Something To Crow About

It is always interesting to see other species using tools to get what they want. This usually means food, of course. It seems reasonable to see primates doing this, but birds are becoming well known for using tools too. New Caledonian crows are the favorites to be tooled up and, of course, we like to test their competence.
The latest test that they’ve had to pass is the one set up by Æsop in the 2nd Century CE. Specifically from the Crow and the Pitcher story in which the canny crow dropped stones into the pitcher to raise the water level up to beak reach level. Taylor et al reported this new study in yesterday’s edition of PLoSone (1).
The participants were wise old birds: Caesar, Laura and Bess, and two young adolescents: Mimic and Pepe. Unfortunately Bess was a bit flighty and Mimic hopped into the breach.
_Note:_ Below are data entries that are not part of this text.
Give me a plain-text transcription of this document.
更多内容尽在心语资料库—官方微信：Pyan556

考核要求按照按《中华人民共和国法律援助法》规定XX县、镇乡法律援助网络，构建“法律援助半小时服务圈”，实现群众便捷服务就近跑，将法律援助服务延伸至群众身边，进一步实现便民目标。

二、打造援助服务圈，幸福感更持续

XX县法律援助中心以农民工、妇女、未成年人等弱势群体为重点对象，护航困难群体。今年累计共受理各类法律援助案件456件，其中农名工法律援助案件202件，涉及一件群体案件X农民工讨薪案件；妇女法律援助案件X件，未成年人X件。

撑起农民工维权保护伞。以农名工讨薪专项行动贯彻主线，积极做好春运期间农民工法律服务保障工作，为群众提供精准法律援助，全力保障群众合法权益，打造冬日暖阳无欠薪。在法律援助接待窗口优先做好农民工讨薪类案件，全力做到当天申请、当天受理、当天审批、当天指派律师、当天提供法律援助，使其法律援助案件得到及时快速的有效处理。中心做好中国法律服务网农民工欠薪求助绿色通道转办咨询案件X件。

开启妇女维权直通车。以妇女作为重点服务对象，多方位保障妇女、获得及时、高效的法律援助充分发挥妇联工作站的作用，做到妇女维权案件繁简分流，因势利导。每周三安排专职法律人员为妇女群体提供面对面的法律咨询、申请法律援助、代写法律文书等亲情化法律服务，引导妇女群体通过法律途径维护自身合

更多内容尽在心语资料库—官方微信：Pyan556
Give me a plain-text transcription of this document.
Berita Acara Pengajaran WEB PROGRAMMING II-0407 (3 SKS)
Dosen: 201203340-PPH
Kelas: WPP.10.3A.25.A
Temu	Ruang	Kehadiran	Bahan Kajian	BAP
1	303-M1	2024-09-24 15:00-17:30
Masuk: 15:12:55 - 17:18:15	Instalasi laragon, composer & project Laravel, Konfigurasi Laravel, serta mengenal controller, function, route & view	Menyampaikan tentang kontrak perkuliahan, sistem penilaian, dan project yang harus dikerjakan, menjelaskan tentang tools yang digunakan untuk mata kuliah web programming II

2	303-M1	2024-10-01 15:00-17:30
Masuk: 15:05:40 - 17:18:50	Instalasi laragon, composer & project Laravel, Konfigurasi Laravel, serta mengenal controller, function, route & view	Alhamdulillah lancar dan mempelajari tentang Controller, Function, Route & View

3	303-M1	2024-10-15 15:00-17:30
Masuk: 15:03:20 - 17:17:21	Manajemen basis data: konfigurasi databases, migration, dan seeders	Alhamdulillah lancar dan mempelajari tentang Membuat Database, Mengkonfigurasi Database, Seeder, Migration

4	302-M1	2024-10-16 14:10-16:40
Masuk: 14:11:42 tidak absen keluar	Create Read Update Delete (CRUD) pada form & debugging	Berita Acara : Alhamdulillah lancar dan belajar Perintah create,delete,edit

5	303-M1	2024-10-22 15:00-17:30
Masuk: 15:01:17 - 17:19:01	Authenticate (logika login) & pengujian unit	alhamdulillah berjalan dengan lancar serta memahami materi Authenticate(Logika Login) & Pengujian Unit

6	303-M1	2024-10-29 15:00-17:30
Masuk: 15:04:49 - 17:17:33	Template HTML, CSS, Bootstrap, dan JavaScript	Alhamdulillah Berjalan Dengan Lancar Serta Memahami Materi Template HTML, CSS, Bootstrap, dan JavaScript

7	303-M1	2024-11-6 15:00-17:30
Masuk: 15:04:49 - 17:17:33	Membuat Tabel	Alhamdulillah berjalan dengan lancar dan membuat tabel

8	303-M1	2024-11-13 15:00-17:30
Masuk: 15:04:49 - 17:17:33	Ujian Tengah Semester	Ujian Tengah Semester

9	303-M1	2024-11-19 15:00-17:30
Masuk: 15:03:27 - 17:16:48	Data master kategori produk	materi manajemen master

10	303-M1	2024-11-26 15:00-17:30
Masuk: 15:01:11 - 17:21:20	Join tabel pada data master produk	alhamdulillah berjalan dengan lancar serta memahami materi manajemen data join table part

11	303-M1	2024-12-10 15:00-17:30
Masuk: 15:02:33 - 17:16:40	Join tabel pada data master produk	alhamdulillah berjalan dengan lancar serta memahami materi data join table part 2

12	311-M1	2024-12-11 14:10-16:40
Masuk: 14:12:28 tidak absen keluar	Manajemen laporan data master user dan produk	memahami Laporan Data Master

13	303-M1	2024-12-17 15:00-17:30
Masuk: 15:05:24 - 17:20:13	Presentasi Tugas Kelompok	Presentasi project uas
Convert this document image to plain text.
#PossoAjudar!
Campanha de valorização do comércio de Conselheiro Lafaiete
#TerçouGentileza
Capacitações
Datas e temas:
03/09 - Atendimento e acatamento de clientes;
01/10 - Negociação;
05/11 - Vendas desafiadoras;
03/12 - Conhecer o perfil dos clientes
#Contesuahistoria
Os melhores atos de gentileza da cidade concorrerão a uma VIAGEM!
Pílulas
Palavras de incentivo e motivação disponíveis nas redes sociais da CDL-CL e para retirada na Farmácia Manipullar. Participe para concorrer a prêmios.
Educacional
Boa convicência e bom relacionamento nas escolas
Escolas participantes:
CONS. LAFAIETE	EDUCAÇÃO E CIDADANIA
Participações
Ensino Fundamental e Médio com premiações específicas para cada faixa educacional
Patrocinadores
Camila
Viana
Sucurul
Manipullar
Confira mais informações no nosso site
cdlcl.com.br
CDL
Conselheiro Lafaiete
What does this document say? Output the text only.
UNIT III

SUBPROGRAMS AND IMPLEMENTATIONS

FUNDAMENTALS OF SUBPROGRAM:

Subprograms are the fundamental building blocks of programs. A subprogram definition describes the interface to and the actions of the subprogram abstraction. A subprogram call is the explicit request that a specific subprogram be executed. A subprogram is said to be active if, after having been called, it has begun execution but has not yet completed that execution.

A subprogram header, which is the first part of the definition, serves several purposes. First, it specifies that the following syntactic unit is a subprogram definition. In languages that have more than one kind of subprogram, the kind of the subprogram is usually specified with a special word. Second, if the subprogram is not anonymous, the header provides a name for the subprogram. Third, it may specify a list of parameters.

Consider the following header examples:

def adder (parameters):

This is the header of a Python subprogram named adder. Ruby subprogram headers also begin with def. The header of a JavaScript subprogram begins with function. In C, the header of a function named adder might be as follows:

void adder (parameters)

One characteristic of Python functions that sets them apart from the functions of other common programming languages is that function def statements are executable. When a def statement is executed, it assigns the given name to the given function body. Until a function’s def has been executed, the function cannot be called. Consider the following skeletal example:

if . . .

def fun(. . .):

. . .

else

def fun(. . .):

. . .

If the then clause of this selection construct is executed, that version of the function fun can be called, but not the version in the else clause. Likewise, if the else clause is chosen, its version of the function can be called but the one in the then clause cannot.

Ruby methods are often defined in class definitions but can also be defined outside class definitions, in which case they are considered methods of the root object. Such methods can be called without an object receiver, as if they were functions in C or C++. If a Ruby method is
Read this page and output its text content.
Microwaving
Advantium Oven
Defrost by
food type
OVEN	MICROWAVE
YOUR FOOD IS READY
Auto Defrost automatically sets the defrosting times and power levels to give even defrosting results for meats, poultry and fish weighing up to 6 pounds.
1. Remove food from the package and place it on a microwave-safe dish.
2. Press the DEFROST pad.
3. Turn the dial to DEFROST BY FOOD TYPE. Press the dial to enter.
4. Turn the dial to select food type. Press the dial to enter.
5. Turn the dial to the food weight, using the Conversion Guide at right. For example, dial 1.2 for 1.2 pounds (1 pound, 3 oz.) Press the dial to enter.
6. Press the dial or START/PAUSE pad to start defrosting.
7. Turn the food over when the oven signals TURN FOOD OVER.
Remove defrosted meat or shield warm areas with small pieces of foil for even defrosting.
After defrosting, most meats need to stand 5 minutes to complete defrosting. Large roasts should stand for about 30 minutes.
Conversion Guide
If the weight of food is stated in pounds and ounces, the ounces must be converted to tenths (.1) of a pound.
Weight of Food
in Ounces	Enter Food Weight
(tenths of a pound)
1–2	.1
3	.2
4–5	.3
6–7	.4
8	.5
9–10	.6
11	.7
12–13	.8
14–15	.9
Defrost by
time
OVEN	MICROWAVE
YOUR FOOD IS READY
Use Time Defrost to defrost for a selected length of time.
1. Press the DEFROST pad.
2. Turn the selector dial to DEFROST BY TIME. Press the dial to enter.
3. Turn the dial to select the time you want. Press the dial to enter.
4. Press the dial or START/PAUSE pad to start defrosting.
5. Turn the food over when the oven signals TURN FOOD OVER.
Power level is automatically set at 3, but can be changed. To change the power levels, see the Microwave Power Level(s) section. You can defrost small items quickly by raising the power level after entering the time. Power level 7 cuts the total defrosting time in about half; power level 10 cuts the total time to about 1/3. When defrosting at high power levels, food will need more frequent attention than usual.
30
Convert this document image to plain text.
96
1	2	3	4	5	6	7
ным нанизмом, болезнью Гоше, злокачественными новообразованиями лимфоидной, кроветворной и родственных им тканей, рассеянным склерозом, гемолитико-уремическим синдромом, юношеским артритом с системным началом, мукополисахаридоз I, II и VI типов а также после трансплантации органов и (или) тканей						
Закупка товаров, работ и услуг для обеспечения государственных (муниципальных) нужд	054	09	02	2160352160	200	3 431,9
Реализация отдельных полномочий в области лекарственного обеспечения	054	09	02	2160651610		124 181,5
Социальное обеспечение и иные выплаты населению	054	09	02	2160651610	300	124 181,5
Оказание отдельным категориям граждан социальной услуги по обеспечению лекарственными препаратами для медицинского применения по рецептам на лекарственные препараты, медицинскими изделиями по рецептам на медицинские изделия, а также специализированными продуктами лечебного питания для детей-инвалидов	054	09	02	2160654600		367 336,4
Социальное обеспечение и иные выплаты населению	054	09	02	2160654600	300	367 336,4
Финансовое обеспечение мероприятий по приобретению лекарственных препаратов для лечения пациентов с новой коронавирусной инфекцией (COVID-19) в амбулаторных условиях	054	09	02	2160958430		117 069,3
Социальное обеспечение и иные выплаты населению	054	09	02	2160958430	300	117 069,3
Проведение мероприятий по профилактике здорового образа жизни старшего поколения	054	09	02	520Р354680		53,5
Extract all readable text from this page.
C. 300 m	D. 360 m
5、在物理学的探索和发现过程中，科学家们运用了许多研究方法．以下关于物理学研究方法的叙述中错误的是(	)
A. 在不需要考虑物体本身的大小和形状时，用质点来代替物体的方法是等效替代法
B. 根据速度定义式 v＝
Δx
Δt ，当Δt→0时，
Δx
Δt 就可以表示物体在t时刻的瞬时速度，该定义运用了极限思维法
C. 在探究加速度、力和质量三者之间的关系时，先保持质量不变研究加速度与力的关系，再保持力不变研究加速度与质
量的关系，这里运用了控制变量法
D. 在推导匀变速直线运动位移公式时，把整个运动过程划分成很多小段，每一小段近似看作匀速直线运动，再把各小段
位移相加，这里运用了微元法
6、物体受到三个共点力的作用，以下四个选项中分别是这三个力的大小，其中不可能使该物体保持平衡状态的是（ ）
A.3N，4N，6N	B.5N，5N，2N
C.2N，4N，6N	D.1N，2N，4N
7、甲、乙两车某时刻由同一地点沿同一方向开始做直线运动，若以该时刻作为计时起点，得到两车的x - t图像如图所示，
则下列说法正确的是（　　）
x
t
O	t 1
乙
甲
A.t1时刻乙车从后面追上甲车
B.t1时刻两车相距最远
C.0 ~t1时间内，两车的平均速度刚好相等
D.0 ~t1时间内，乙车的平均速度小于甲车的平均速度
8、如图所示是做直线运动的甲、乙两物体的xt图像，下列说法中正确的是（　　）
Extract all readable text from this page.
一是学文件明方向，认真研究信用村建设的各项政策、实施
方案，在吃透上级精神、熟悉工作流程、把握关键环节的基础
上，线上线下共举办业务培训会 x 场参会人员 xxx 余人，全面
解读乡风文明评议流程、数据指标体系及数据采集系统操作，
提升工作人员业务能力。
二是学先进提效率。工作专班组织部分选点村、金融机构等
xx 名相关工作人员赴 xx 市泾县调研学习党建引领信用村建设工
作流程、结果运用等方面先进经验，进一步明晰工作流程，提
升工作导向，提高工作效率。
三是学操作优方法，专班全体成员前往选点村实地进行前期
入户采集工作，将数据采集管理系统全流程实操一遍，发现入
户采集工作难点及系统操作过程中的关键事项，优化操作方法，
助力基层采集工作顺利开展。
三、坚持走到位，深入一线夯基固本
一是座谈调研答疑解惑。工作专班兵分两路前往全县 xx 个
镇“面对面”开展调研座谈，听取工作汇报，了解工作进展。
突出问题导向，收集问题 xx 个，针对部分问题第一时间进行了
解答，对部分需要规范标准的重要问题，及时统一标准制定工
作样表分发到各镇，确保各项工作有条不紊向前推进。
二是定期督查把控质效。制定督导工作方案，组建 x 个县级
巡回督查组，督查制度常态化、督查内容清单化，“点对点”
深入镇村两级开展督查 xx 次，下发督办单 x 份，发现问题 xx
Unlike in Æsop’s example, the birds weren’t thirsty. There was some tasty morsel lying tantalizingly on a little raft that was out of reach down a tube.
They very quickly worked out that dropping stones into the tube raised the water level. Moreover, they preferred to use larger stones, which, of course, meant they got the food with fewer repetitions. At this point the bird-psychologists got sneaky and gave them a choice of two tubes with rafts. The first was filled with water and the second was filled with sand, but our crafty crows decided that water was a better bet if they wanted to eat.
By this time our team had got into the habit of using large and heavy objects to get their just desserts.  So what did the psychologists do? They changed the game. They put the food in a deep channel and offered the team thin sticks, thick sticks and a piece of string to dig the food out. The string was picked up and tossed casually aside with proper contempt. They also liked the thinner sticks to the thick ones.
Clearly, our team was well brought up to have delicate and refined table manners.